Menstruation is a major reason why girls in most Kenyan communities miss school or drop out together due to a lack of sanitary resources and the cruel stigma that surrounds the topic. There are myths, misconceptions and taboos around even talking about menstruation, let alone starting to consider practical ways to support girls through the logistics of managing the monthly flow of blood without embarrassment or stigma. Many girls are unable to access Feminine Hygiene Products or education about their menstrual health because talking about sexual and reproductive health with students is always a little bit uncomfortable, even in the best of situations. Having these discussions within a culture that often considers anything related to reproductive health to be taboo, can be really challenging but very important. Such conversations are critical to keeping them healthy and in school. Girls need to understand their bodies, and understand how to properly take care of themselves.

The international development community fails to appreciate the unique needs of adolescent girls and the valuable insights they can bring to our programs and policies.  Girls’ voices and opinions are very strong, their ideas are informed by direct experience, and their contributions often make organizations more effective. There is a strong need to value young women especially adolescent girls as this means authentically involving them in the design, implementation, and evaluation of the programs and policies that affect their health and well-being. Given such platforms these girls can be empowered to advocate for policies and champion programs that recognize their rights to education, safety, economic empowerment, participation, and equitable sexual and reproductive health information and services.

Women and adolescent girls around the world spend about 3,500 days of their life menstruating, but it remains a taboo topic in their lives. Since it is experienced and managed by girls and women, it often has a silent voice and a lower priority for development projects. Few people want to talk directly about the topic of menstruation as it’s labeled as a topic for schools to deal with or for women to quietly talk about. Only 12 percent of girls and women have access to sanitary products around the world. The rest rely on materials such as old and dirty rags, newspaper, leaves, dirt, and other unhygienic materials that often lead to infection and embarrassment due to leaks and odour.

Although the impact of inaccessibility to feminine hygiene products for women and girls living in marginalized areas is highly documented and acknowledged by most governments, very little effort or none has been put in place to overcome this major obstacle.

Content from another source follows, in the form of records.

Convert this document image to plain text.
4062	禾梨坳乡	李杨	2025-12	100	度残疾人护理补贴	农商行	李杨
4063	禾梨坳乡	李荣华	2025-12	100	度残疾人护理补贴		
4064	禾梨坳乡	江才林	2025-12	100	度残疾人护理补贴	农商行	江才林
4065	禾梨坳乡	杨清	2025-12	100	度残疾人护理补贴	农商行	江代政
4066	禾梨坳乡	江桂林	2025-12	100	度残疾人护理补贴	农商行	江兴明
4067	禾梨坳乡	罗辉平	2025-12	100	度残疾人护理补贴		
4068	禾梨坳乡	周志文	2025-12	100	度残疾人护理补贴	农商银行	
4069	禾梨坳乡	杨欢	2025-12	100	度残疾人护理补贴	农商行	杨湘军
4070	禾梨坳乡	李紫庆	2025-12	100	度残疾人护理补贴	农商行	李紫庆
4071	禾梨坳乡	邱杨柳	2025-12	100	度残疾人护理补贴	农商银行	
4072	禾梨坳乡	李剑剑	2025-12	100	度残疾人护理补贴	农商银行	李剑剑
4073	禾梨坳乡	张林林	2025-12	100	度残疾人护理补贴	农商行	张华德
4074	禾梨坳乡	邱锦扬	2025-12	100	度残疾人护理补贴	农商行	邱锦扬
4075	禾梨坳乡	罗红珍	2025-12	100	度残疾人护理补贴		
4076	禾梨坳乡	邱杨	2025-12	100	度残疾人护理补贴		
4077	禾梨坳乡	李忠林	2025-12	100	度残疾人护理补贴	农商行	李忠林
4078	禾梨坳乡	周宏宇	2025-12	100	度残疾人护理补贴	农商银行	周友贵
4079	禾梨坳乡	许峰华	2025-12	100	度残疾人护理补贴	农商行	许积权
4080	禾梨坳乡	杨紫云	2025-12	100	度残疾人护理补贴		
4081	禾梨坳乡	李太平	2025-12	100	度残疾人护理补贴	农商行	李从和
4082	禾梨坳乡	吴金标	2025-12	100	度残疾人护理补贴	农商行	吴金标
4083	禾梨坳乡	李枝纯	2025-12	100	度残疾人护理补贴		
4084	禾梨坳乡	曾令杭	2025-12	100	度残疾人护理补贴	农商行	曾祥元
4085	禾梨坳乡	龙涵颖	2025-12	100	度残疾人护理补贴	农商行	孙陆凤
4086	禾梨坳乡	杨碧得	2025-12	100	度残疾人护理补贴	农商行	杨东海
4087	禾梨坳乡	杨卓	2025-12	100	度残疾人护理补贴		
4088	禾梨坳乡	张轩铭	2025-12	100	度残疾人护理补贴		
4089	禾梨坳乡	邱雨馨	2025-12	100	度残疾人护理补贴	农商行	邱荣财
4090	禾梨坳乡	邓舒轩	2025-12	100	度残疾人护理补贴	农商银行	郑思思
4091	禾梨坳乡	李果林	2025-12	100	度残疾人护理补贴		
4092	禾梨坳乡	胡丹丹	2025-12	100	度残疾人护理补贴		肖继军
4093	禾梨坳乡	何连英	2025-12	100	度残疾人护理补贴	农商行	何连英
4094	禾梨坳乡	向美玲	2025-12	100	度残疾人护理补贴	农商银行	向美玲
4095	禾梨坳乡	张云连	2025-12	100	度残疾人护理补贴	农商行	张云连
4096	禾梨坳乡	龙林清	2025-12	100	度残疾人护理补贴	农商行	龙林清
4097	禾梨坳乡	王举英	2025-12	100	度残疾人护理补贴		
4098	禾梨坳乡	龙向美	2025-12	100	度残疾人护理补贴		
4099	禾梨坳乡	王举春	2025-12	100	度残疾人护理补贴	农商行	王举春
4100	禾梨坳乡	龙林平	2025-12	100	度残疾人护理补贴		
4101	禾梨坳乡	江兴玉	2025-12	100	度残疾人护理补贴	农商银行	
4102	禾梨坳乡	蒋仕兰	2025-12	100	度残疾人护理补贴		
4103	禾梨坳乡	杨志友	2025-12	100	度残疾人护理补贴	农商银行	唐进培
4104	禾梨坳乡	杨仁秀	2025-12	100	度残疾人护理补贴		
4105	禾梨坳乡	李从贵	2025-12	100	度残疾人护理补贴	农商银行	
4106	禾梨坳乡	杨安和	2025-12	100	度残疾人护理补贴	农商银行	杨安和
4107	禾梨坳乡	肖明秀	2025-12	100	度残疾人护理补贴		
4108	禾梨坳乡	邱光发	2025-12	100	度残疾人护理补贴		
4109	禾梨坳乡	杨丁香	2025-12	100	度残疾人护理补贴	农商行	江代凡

Adolescent girl’s voices and perspectives must be central in the fight for their sexual health and rights.  They have the right to be active partners in developing, shaping, and implementing programs and policies that impact their health and lives.  Decision makers such as leaders of organizations and government agencies, as well as  program managers and  other adult professionals, need to move beyond policies and practices of the past that discourage engagement of young women. For young and adolescent girls who are often left out of the dialogue, it’s time to embrace their diversity and support their participation and the great contributions that they have to provide.